Music Reviews : Recital by Lopez-Yanez
Jorge Lopez-Yanez clearly loves to sing, not just a little, but a lot. He strode confidently onstage at Ambassador Auditorium on Monday night with no sign whatever of tenorial trepidation.
To put to rest any doubts on the listener’s part that he has high notes to burn, Lopez-Yanez opened with the aria “Si, ritrovarla” from Rossini’s “La Cenerentola,” followed it with the first-act cavatina and cabaletta “Ecco ridente” from “Barbiere di Siviglia,” took a breather and returned for the aria of the nine high C’s “Ah! mes amis!” from Donizetti’s “La Fille du Regiment.”
Later on, he vocalized securely through the Duke’s arias from Verdi’s “Rigoletto,” more happily in the callow “Questa o quella” and “La donna e mobile” than in the deeper “Parmi veder le lagrime.”

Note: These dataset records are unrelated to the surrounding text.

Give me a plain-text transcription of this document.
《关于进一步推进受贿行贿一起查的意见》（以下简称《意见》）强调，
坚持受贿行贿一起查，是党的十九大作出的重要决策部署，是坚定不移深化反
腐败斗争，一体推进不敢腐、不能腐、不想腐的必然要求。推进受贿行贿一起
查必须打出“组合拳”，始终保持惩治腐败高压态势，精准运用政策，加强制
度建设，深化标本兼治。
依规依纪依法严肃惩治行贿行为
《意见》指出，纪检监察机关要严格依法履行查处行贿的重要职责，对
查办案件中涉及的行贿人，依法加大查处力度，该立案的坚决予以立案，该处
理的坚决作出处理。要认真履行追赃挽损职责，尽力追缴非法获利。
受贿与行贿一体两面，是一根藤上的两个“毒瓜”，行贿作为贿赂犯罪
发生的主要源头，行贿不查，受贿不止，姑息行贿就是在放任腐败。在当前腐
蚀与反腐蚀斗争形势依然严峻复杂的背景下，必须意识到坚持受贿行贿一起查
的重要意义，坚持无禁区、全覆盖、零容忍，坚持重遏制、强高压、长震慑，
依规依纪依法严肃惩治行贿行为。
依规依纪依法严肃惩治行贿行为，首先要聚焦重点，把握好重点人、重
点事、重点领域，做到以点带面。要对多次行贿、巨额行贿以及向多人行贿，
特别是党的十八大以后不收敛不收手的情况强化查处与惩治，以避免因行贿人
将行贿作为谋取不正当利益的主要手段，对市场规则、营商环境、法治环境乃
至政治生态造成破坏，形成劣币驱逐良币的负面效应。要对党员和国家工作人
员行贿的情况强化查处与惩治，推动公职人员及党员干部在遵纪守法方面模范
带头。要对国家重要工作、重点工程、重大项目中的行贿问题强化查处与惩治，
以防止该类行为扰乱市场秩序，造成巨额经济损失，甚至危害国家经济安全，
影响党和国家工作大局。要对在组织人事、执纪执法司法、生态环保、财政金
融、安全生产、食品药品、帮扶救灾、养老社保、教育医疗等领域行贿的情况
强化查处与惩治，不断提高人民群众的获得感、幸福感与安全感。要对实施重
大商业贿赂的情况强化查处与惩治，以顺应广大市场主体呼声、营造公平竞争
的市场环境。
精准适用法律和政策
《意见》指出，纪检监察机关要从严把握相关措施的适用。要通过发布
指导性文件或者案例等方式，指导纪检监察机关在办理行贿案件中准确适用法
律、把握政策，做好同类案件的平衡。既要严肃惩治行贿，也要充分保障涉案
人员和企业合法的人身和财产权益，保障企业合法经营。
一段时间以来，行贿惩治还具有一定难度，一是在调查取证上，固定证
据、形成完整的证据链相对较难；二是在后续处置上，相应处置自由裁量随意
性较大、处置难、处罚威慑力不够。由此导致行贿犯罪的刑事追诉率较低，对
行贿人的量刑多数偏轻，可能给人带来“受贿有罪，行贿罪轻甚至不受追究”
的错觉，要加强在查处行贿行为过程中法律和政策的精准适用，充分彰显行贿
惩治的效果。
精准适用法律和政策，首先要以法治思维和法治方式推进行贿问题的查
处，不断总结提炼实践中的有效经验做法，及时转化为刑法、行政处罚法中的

What the young Mexican lyric tenor doesn’t yet have nailed down are the indispensable elements that have so often made great artists of those who don’t have high C’s to burn: refined, elegant, patrician phrasing and invariably pointed and clear tone in the middle voice --which is where the important music lies anyway--real legato line everywhere, and a permanent investment in the fact that the artist exists to demonstrate the music, rather than the reverse. With a singer this talented, there is no danger of going unnoticed.
Rapid passages aren’t so easy or so much in the musical framework for the tenor as yet, either, and at present his honeyed soft singing can get so precious that it fades out of audibility altogether.
The sound at the top is steady, ringing, exciting and, alas, just pressured enough that Lopez-Yanez is seldom able to release one of his climactic high notes without throwing his head back and emitting the tiniest little “yip!”
Familiar Neapolitan songs and the “low” aria from Adam’s “Postillon de Longjumeau” found the tenor at a disadvantage because they don’t run high enough often enough. Six Mexican songs, wonderfully arranged by his pianist wife, Ruth Lopez-Yanez, who accompanied, were warmly and affectionately sung.